More than a decade after the collapse of the bank, the Brussels prosecutor’s office has decided not to press charges against the former directors of Fortis. Five years ago, in 2013, the same office had recommended that seven former administrators of the bank be committed for trial, accused of having covered up the truth about the bank’s exposure to the real estate crisis in the United States.
The initial investigation into the affairs of Fortis began in October 2008, with accusations of falsified records used for the annual accounts, as well as failure to meet the requirements of proper information provided to the stock market.
The prosecutor was informed in 2016 of negotiations involving Ageas – the successor of Fortis Holding – and victims of the bank’s collapse. Those talks reached an end in September this year with a compensation fund of €1.3 billion.

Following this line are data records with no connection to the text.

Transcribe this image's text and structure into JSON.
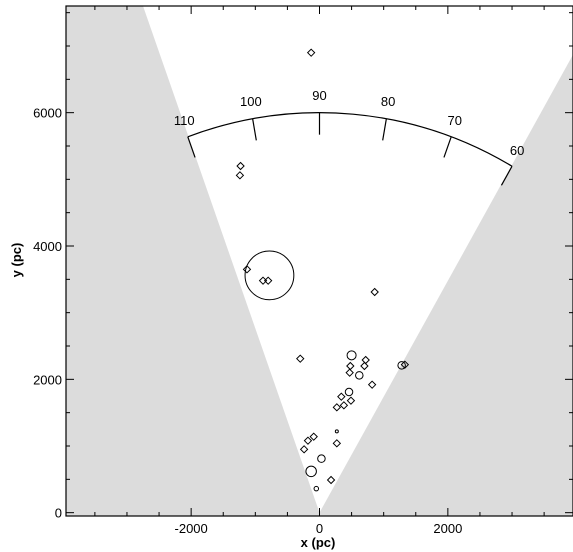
{
  "chart_data": {
    "type": "scatter",
    "title": "",
    "xlabel": "x (pc)",
    "ylabel": "y (pc)",
    "xlim": [
      -3950,
      3950
    ],
    "ylim": [
      -50,
      7600
    ],
    "x_ticks": [
      -2000,
      0,
      2000
    ],
    "y_ticks": [
      0,
      2000,
      4000,
      6000
    ],
    "x_tick_labels": [
      "-2000",
      "0",
      "2000"
    ],
    "y_tick_labels": [
      "0",
      "2000",
      "4000",
      "6000"
    ],
    "shaded_wedge": {
      "apex": [
        0,
        0
      ],
      "left_edge_top": [
        -2750,
        7600
      ],
      "right_edge_top": [
        3950,
        6870
      ],
      "fill": "#dcdcdc"
    },
    "longitude_arc": {
      "radius": 6000,
      "angle_range": [
        60,
        110
      ],
      "ticks": [
        110,
        100,
        90,
        80,
        70,
        60
      ],
      "tick_labels": [
        "110",
        "100",
        "90",
        "80",
        "70",
        "60"
      ]
    },
    "series": [
      {
        "marker": "diamond",
        "points": [
          [
            -130,
            6900
          ],
          [
            -1230,
            5200
          ],
          [
            -1240,
            5060
          ],
          [
            -1130,
            3650
          ],
          [
            -880,
            3480
          ],
          [
            -800,
            3480
          ],
          [
            860,
            3310
          ],
          [
            -300,
            2310
          ],
          [
            720,
            2290
          ],
          [
            700,
            2200
          ],
          [
            480,
            2200
          ],
          [
            470,
            2100
          ],
          [
            1330,
            2220
          ],
          [
            820,
            1920
          ],
          [
            340,
            1740
          ],
          [
            490,
            1680
          ],
          [
            380,
            1610
          ],
          [
            270,
            1580
          ],
          [
            -90,
            1140
          ],
          [
            -180,
            1080
          ],
          [
            270,
            1040
          ],
          [
            -240,
            950
          ],
          [
            180,
            490
          ]
        ]
      },
      {
        "marker": "circle",
        "points": [
          [
            500,
            2360
          ],
          [
            1280,
            2210
          ],
          [
            620,
            2060
          ],
          [
            460,
            1810
          ],
          [
            270,
            1220
          ],
          [
            30,
            810
          ],
          [
            -130,
            620
          ],
          [
            -50,
            360
          ]
        ],
        "sizes": [
          6,
          5,
          5,
          5,
          2,
          5,
          7,
          3
        ]
      }
    ],
    "highlight_circle": {
      "center": [
        -780,
        3560
      ],
      "radius": 380
    }
  }
}
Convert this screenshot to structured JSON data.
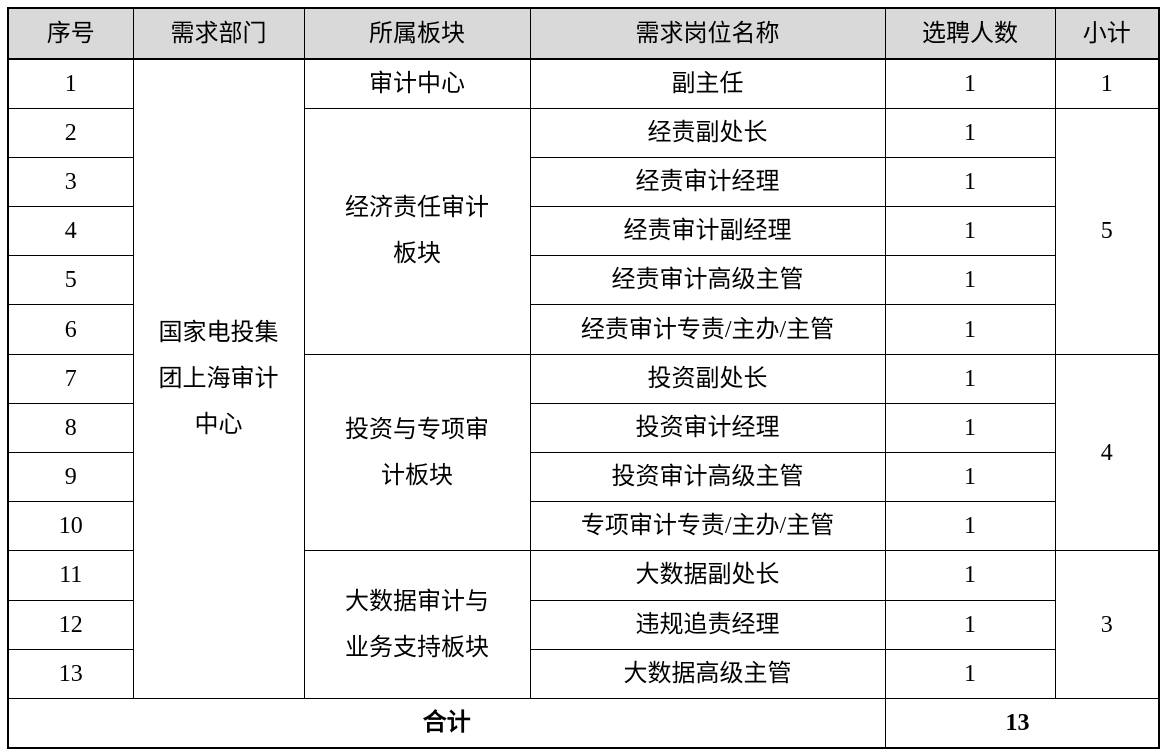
{
  "headers": [
    "序号",
    "需求部门",
    "所属板块",
    "需求岗位名称",
    "选聘人数",
    "小计"
  ],
  "department": [
    "国家电投集",
    "团上海审计",
    "中心"
  ],
  "sections": [
    {
      "name": [
        "审计中心"
      ],
      "subtotal": "1"
    },
    {
      "name": [
        "经济责任审计",
        "板块"
      ],
      "subtotal": "5"
    },
    {
      "name": [
        "投资与专项审",
        "计板块"
      ],
      "subtotal": "4"
    },
    {
      "name": [
        "大数据审计与",
        "业务支持板块"
      ],
      "subtotal": "3"
    }
  ],
  "rows": [
    {
      "no": "1",
      "position": "副主任",
      "count": "1"
    },
    {
      "no": "2",
      "position": "经责副处长",
      "count": "1"
    },
    {
      "no": "3",
      "position": "经责审计经理",
      "count": "1"
    },
    {
      "no": "4",
      "position": "经责审计副经理",
      "count": "1"
    },
    {
      "no": "5",
      "position": "经责审计高级主管",
      "count": "1"
    },
    {
      "no": "6",
      "position": "经责审计专责/主办/主管",
      "count": "1"
    },
    {
      "no": "7",
      "position": "投资副处长",
      "count": "1"
    },
    {
      "no": "8",
      "position": "投资审计经理",
      "count": "1"
    },
    {
      "no": "9",
      "position": "投资审计高级主管",
      "count": "1"
    },
    {
      "no": "10",
      "position": "专项审计专责/主办/主管",
      "count": "1"
    },
    {
      "no": "11",
      "position": "大数据副处长",
      "count": "1"
    },
    {
      "no": "12",
      "position": "违规追责经理",
      "count": "1"
    },
    {
      "no": "13",
      "position": "大数据高级主管",
      "count": "1"
    }
  ],
  "total": {
    "label": "合计",
    "value": "13"
  },
  "colors": {
    "header_bg": "#d9d9d9",
    "border": "#000000"
  }
}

Now, the charges against the seven former administrators have been dropped, the prosecutor’s office says, as some charges could not be sufficiently substantiated, while others have already run out of time or are about to do so.
“Following a thorough new analysis of the various aspects of the criminal case, the prosecution has not been able to reach a sufficient degree of certainty that the conditions required for a charge of using false information in annual accounts have been met,” the prosecutor’s office said in a statement. And it stressed that the primary aim in the whole investigation was to look after the interests of shareholders.
According to Laurent Arnauts, a lawyer who represents some 1,400 Fortis investors, the decision not to prosecute does not mean the fight for justice has failed. In fact, it led to the biggest settlement ever with €1.3 billion in compensation, and created a precedent for future large-scale, complex financial cases, he said.